Fake multitouch rotate right.png

Fake multitouch scroll previous.png

Fake multitouch scroll down.png

Fake multitouch zoom-.png

  • Pros:
    • who said we need multi-touch hardware?
    • this may be the easiest way (in terms of design/implementation complexity, reliability)
  • Cons:
    • no matter what we'll invent, we'll need two hands for on-the-move controlling
    • what about left-handed people?

What is to modify ?

We need to emulate key presses. We need to work at a layer where we can get raw cursor coordinates. <---- X server layer?

There is a fake keyboard module (for dev purposes) in the main kernel tree, which could be used to simulate keyboard presses (hence keeping keyboard-enabled apps unmodified).

Full multi-touch emulation

Doable, but tricky...

Preparing the multi touch

One day we might get multitouch devices. Let's get ready.

MPX

The Multi-Pointer X Server is a modification of the X server to support multiple mice and keyboards in X. It provides users with one cursor per device and one keyboard focus per keyboard. Each cursor can operate independently. MPX is the first multicursor windowing system and allows two-handed interaction with legacy applications, but also the creation of innovative applications and user interfaces.

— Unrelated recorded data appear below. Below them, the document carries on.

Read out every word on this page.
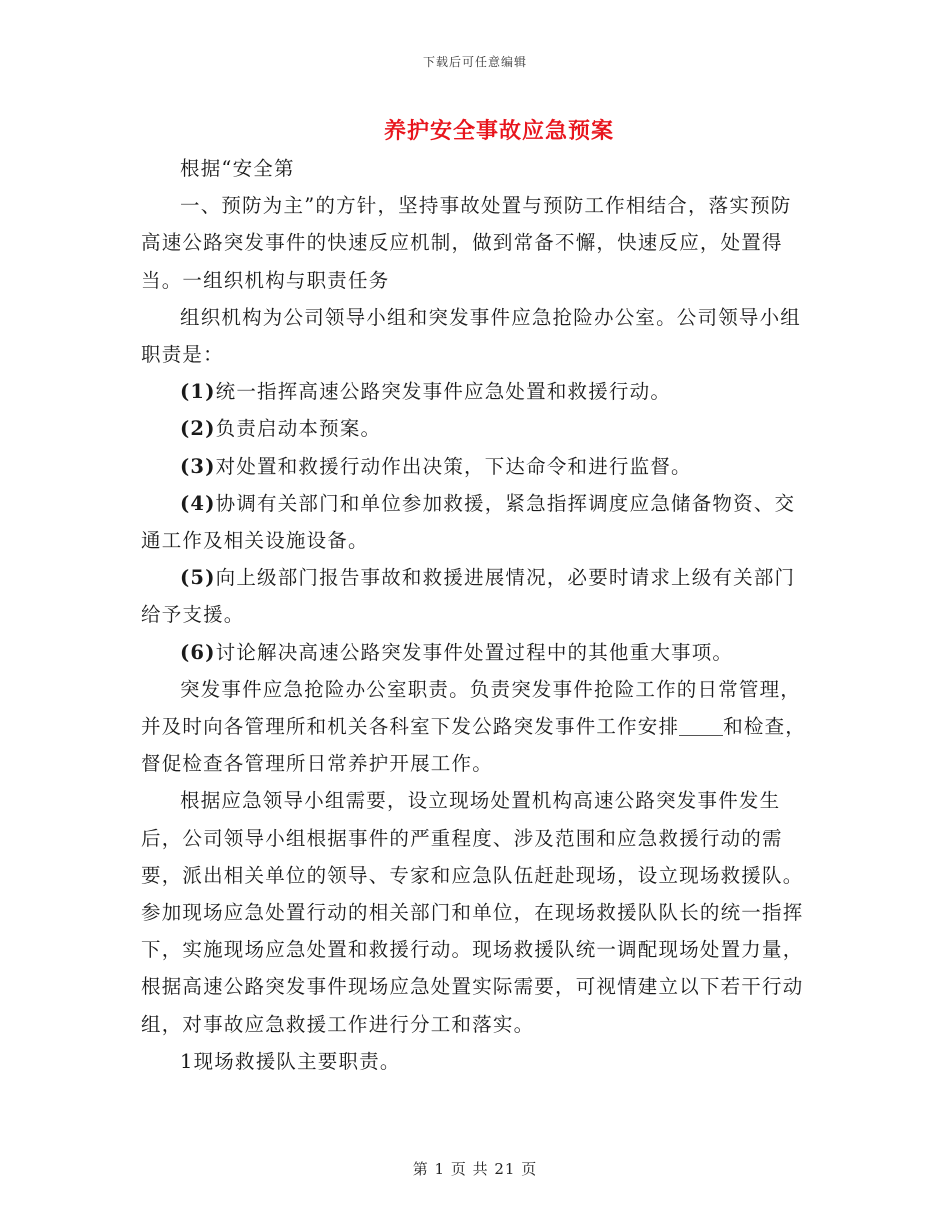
下载后可任意编辑
养护安全事故应急预案

根据“安全第

一、预防为主”的方针，坚持事故处置与预防工作相结合，落实预防高速公路突发事件的快速反应机制，做到常备不懈，快速反应，处置得当。一组织机构与职责任务

组织机构为公司领导小组和突发事件应急抢险办公室。公司领导小组职责是：

(1)统一指挥高速公路突发事件应急处置和救援行动。

(2)负责启动本预案。

(3)对处置和救援行动作出决策，下达命令和进行监督。

(4)协调有关部门和单位参加救援，紧急指挥调度应急储备物资、交通工作及相关设施设备。

(5)向上级部门报告事故和救援进展情况，必要时请求上级有关部门给予支援。

(6)讨论解决高速公路突发事件处置过程中的其他重大事项。

突发事件应急抢险办公室职责。负责突发事件抢险工作的日常管理，并及时向各管理所和机关各科室下发公路突发事件工作安排 和检查，督促检查各管理所日常养护开展工作。

根据应急领导小组需要，设立现场处置机构高速公路突发事件发生后，公司领导小组根据事件的严重程度、涉及范围和应急救援行动的需要，派出相关单位的领导、专家和应急队伍赶赴现场，设立现场救援队。参加现场应急处置行动的相关部门和单位，在现场救援队队长的统一指挥下，实施现场应急处置和救援行动。现场救援队统一调配现场处置力量，根据高速公路突发事件现场应急处置实际需要，可视情建立以下若干行动组，对事故应急救援工作进行分工和落实。

1现场救援队主要职责。

第 1 页 共 21 页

The multipoint X server project

MacSlow's Lowfat getting multitouched

http://dlai.jafu.dk/?p=1

If you want details, you can contact fursund

Open questions

  • will the neo/openmoko graphics system be powerful enough for such uses? I apple uses an OpenGL ES acceleration on this device (as well as on recent iPods), which is on the way with GTA02.
  • how does the touchscreen behave? We need a detailed touchscreen wiki information page, with visual traces. How hardware-specific is it?
  • is multi touch really that awesome? I guess not.